As empresas privadas do setor de abastecimento de água e saneamento e resíduos reivindicaram hoje a inclusão numa rede prioritária de abastecimento em caso de greve das empresas de transporte de combustíveis.


N um comunicado, a Associação das Empresas Portuguesas para o Setor do Ambiente ( AEPSA ) diz que é imperativo que os serviços de fornecimento de água (abastecimento e saneamento de águas residuais) e de recolha, tratamento e valorização de resíduos sólidos urbanos sejam integrados na rede prioritária de abastecimento.

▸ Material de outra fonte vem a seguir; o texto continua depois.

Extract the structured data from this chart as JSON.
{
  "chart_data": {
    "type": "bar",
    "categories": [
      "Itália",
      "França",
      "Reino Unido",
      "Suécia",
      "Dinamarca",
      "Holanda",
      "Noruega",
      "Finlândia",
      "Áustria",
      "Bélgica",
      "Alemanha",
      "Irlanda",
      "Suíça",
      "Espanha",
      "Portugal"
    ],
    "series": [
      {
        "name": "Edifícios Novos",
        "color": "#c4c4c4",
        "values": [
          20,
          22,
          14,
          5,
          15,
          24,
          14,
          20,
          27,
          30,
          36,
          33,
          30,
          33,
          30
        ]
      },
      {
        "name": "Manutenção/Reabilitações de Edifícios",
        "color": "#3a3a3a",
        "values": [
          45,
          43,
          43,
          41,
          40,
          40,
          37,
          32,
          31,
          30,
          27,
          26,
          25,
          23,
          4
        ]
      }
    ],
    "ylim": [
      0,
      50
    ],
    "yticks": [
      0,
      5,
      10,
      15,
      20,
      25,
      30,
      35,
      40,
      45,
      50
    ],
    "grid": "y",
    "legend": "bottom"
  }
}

A falha destes serviços é "uma séria questão de saúde pública", avisa a associação. Sindicatos de motoristas de combustíveis marcaram uma greve por tempo indeterminado a partir de dia 12, o que pode provocar perturbações no abastecimento de combustíveis. Há, no entanto, uma rede prioritária de abastecimento definida pelo Governo, que inclui por exemplo forças de segurança e serviços de saúde. A AEPSA alerta no comunicado para as graves consequências da falta de acesso a combustíveis das empresas associadas, que "asseguram serviços públicos essenciais", quer no ciclo urbano da água quer no setor do lixo. A AEPSA diz ainda que desde dia 19 de julho que salienta junto do Governo a necessidade da inclusão das empresas na rede prioritária de abastecimento, mas até agora não teve uma resposta conclusiva. Por isso a associação "manifesta a sua extrema preocupação e solicita uma resposta política urgente". É que, justifica a associação no comunicado, apesar de as empresas estarem a precaver-se, os mecanismos e planos de contingência não são suficientes para assegurar os serviços. "Na época de verão, com o acréscimo da sazonalidade turística e com o aumento da temperatura, a premência de um sistema eficiente de recolha de resíduos é absolutamente vital para garantir a boa qualidade de vida dos cidadãos, proteger a saúde pública e o ambiente", diz-se no documento. Eduardo Marques, presidente da AEPSA , acrescenta, citado no comunicado, ser inadmissível que os operadores privados dos dois setores não estejam incluídos na rede prioritária. A AEPSA integra quase meia centena de empresas de todo o país que asseguram serviços de água e saneamento a 20% da população portuguesa e serviços de recolha e tratamento de resíduos a 17% da população.